The Trump administration is slow-walking a mandatory climate report by not seeking out scientists to work on it, says one of the authors of the last National Climate Assessment.
Donald Wuebbles, a climate scientist at the University of Illinois who co-led the first volume of the fourth National Climate Assessment, said the Trump administration is late in putting out a call in the Federal Register for researchers to produce the fifth version.
"It’s not being approved to go out, so therefore they’re just sitting on it. And I don’t know if it’s NOAA or the White House, but somebody’s sitting on it, so that’s just holding up getting up the NCA 5 going," Wuebbles said.
By law, Congress and the White House are supposed to receive a report no less than every four years on the state of climate change and its impacts on humanity and the natural world.
The fourth version was unequivocal in its assessment of the problem. "Earth’s climate is now changing faster than at any point in the history of modern civilization, primarily as a result of human activities," noted the authors.
That sentiment contrasts with the views of President Trump, who previously has described climate change as a hoax.
The Trump administration tried to bury the last version of the assessment, in 2018, by releasing it the day after Thanksgiving.
Administration officials then spent months preparing an adversarial review of its findings. That effort ultimately was scuttled by the campaign, but Trump told the architect of the scheme that he might revive it after the election.
The next version of the report is supposed to come out in 2022, which means the important early step of recruiting the dozens of scientists who will contribute to it needs to start now, Wuebbles said. The review is a massive undertaking that can take two years to complete, he said.
The reports have a history of delay, Wuebbles said. The second version was supposed to come out in 2008 but was delayed by the George W. Bush administration and didn’t get released until 2009. The last version was supposed to come out in 2016, but the first version of it wasn’t released until the next year, he said.
Wuebbles said the 2020 presidential election is likely playing a role in the delay.
"A lot of things in government are being held up because of the election, so you can talk about interference in almost everything these days," he added.
The outcome of the presidential election is all but certain to have a major effect on the next iteration of the National Climate Assessment. The report is used by policy planners and local governments to help make spending and infrastructure decisions.
The Trump administration, which has focused on weakening or ignoring climate science, would like to revamp the assessment, according to William Happer, a former senior director in the National Security Council.
Happer has told E&E News that the administration purposely released the last National Climate Assessment on the day after Thanksgiving to bury its findings, and that Trump was angry after it was released.
Trump later said he didn’t "believe" the report.
Happer, who claims the world is in a CO2 drought, also said he would like to be an author of the National Climate Assessment. He told E&E News that Trump wants to conduct an adversarial review of climate science — possibly as a prime-time television special — but wants to wait until after the election (Climatewire, Feb. 28).
"This is on hold; we’re not going to abandon it," Happer said Trump told him.

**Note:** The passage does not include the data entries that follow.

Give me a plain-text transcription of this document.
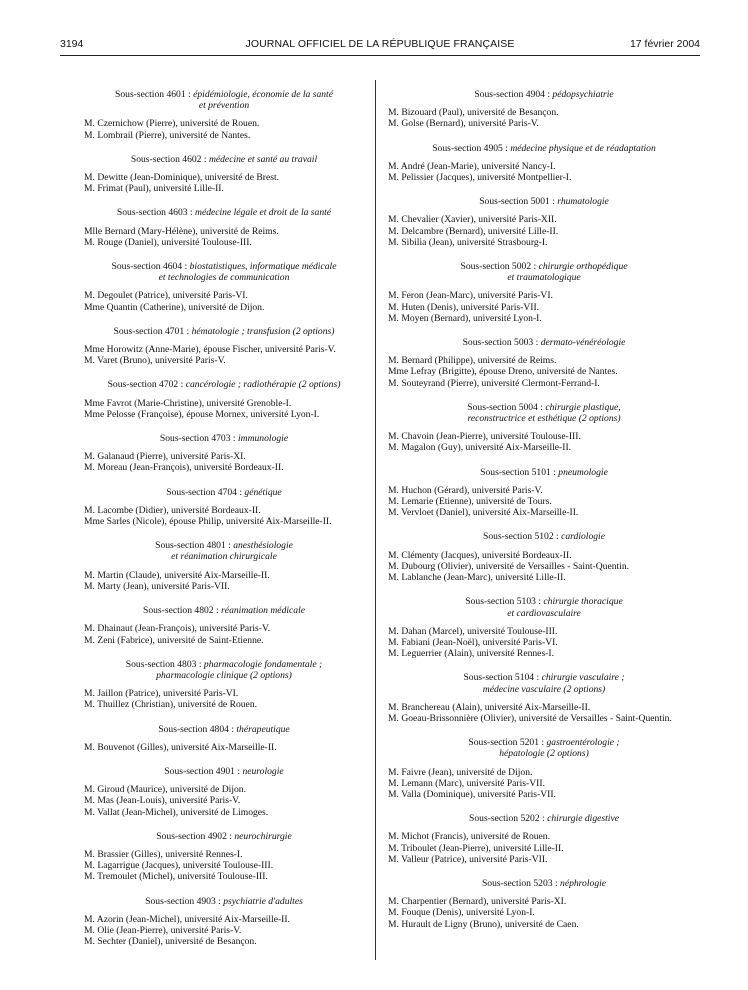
3194	JOURNAL OFFICIEL DE LA RÉPUBLIQUE FRANÇAISE	17 février 2004
Sous-section 4601 : épidémiologie, économie de la santé
et prévention
M. Czernichow (Pierre), université de Rouen.
M. Lombrail (Pierre), université de Nantes.
Sous-section 4602 : médecine et santé au travail
M. Dewitte (Jean-Dominique), université de Brest.
M. Frimat (Paul), université Lille-II.
Sous-section 4603 : médecine légale et droit de la santé
Mlle Bernard (Mary-Hélène), université de Reims.
M. Rouge (Daniel), université Toulouse-III.
Sous-section 4604 : biostatistiques, informatique médicale
et technologies de communication
M. Degoulet (Patrice), université Paris-VI.
Mme Quantin (Catherine), université de Dijon.
Sous-section 4701 : hématologie ; transfusion (2 options)
Mme Horowitz (Anne-Marie), épouse Fischer, université Paris-V.
M. Varet (Bruno), université Paris-V.
Sous-section 4702 : cancérologie ; radiothérapie (2 options)
Mme Favrot (Marie-Christine), université Grenoble-I.
Mme Pelosse (Françoise), épouse Mornex, université Lyon-I.
Sous-section 4703 : immunologie
M. Galanaud (Pierre), université Paris-XI.
M. Moreau (Jean-François), université Bordeaux-II.
Sous-section 4704 : génétique
M. Lacombe (Didier), université Bordeaux-II.
Mme Sarles (Nicole), épouse Philip, université Aix-Marseille-II.
Sous-section 4801 : anesthésiologie
et réanimation chirurgicale
M. Martin (Claude), université Aix-Marseille-II.
M. Marty (Jean), université Paris-VII.
Sous-section 4802 : réanimation médicale
M. Dhainaut (Jean-François), université Paris-V.
M. Zeni (Fabrice), université de Saint-Etienne.
Sous-section 4803 : pharmacologie fondamentale ;
pharmacologie clinique (2 options)
M. Jaillon (Patrice), université Paris-VI.
M. Thuillez (Christian), université de Rouen.
Sous-section 4804 : thérapeutique
M. Bouvenot (Gilles), université Aix-Marseille-II.
Sous-section 4901 : neurologie
M. Giroud (Maurice), université de Dijon.
M. Mas (Jean-Louis), université Paris-V.
M. Vallat (Jean-Michel), université de Limoges.
Sous-section 4902 : neurochirurgie
M. Brassier (Gilles), université Rennes-I.
M. Lagarrigue (Jacques), université Toulouse-III.
M. Tremoulet (Michel), université Toulouse-III.
Sous-section 4903 : psychiatrie d'adultes
M. Azorin (Jean-Michel), université Aix-Marseille-II.
M. Olie (Jean-Pierre), université Paris-V.
M. Sechter (Daniel), université de Besançon.
Sous-section 4904 : pédopsychiatrie
M. Bizouard (Paul), université de Besançon.
M. Golse (Bernard), université Paris-V.
Sous-section 4905 : médecine physique et de réadaptation
M. André (Jean-Marie), université Nancy-I.
M. Pelissier (Jacques), université Montpellier-I.
Sous-section 5001 : rhumatologie
M. Chevalier (Xavier), université Paris-XII.
M. Delcambre (Bernard), université Lille-II.
M. Sibilia (Jean), université Strasbourg-I.
Sous-section 5002 : chirurgie orthopédique
et traumatologique
M. Feron (Jean-Marc), université Paris-VI.
M. Huten (Denis), université Paris-VII.
M. Moyen (Bernard), université Lyon-I.
Sous-section 5003 : dermato-vénéréologie
M. Bernard (Philippe), université de Reims.
Mme Lefray (Brigitte), épouse Dreno, université de Nantes.
M. Souteyrand (Pierre), université Clermont-Ferrand-I.
Sous-section 5004 : chirurgie plastique,
reconstructrice et esthétique (2 options)
M. Chavoin (Jean-Pierre), université Toulouse-III.
M. Magalon (Guy), université Aix-Marseille-II.
Sous-section 5101 : pneumologie
M. Huchon (Gérard), université Paris-V.
M. Lemarie (Etienne), université de Tours.
M. Vervloet (Daniel), université Aix-Marseille-II.
Sous-section 5102 : cardiologie
M. Clémenty (Jacques), université Bordeaux-II.
M. Dubourg (Olivier), université de Versailles - Saint-Quentin.
M. Lablanche (Jean-Marc), université Lille-II.
Sous-section 5103 : chirurgie thoracique
et cardiovasculaire
M. Dahan (Marcel), université Toulouse-III.
M. Fabiani (Jean-Noël), université Paris-VI.
M. Leguerrier (Alain), université Rennes-I.
Sous-section 5104 : chirurgie vasculaire ;
médecine vasculaire (2 options)
M. Branchereau (Alain), université Aix-Marseille-II.
M. Goeau-Brissonnière (Olivier), université de Versailles - Saint-Quentin.
Sous-section 5201 : gastroentérologie ;
hépatologie (2 options)
M. Faivre (Jean), université de Dijon.
M. Lemann (Marc), université Paris-VII.
M. Valla (Dominique), université Paris-VII.
Sous-section 5202 : chirurgie digestive
M. Michot (Francis), université de Rouen.
M. Triboulet (Jean-Pierre), université Lille-II.
M. Valleur (Patrice), université Paris-VII.
Sous-section 5203 : néphrologie
M. Charpentier (Bernard), université Paris-XI.
M. Fouque (Denis), université Lyon-I.
M. Hurault de Ligny (Bruno), université de Caen.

The White House recently has recruited climate deniers and critics to fill senior roles at NOAA — promising some candidates they could shape the future direction of the agency.
David Legates was appointed to serve as NOAA’s deputy assistant secretary of Commerce for environmental observation and prediction. He has made years’ worth of false climate claims that are in conflict with NOAA research, including a July op-ed in The Christian Post that read, "restricting carbon dioxide will have little impact on our climate."
In fact, NOAA and all the world’s top science agencies long ago concluded that restricting carbon dioxide is the primary way to mitigate human-caused climate change.
Outside advisers close to the White House said Legates was recruited to shape the next climate assessment.
The findings of the National Climate Assessment are backed by hundreds of peer-reviewed studies and are in line with research produced by the world’s top science agencies.
The Trump administration criticized the last version for focusing on "extremes." In reality, it outlined a number of scenarios, including those with less severe consequences.
Steve Koonin, who collaborated with Happer on the aborted attempt to challenge the last version of the National Climate Assessment, said Legates is well positioned to produce a report that would present a version of climate science as being less alarming.
Koonin, a physics professor at New York University, said he pitched White House officials on the idea of incorporating an adversarial review into the National Climate Assessment. The exercise could allow science critics to use discredited theories to challenge mainstream climate research, scientists have said.
"There’s a good reason to look hard at the way the science has been presented in previous government reports," Koonin told E&E News. "It’s good that there are people now in those organizations that are willing to do a more objective presentation than we’ve had before."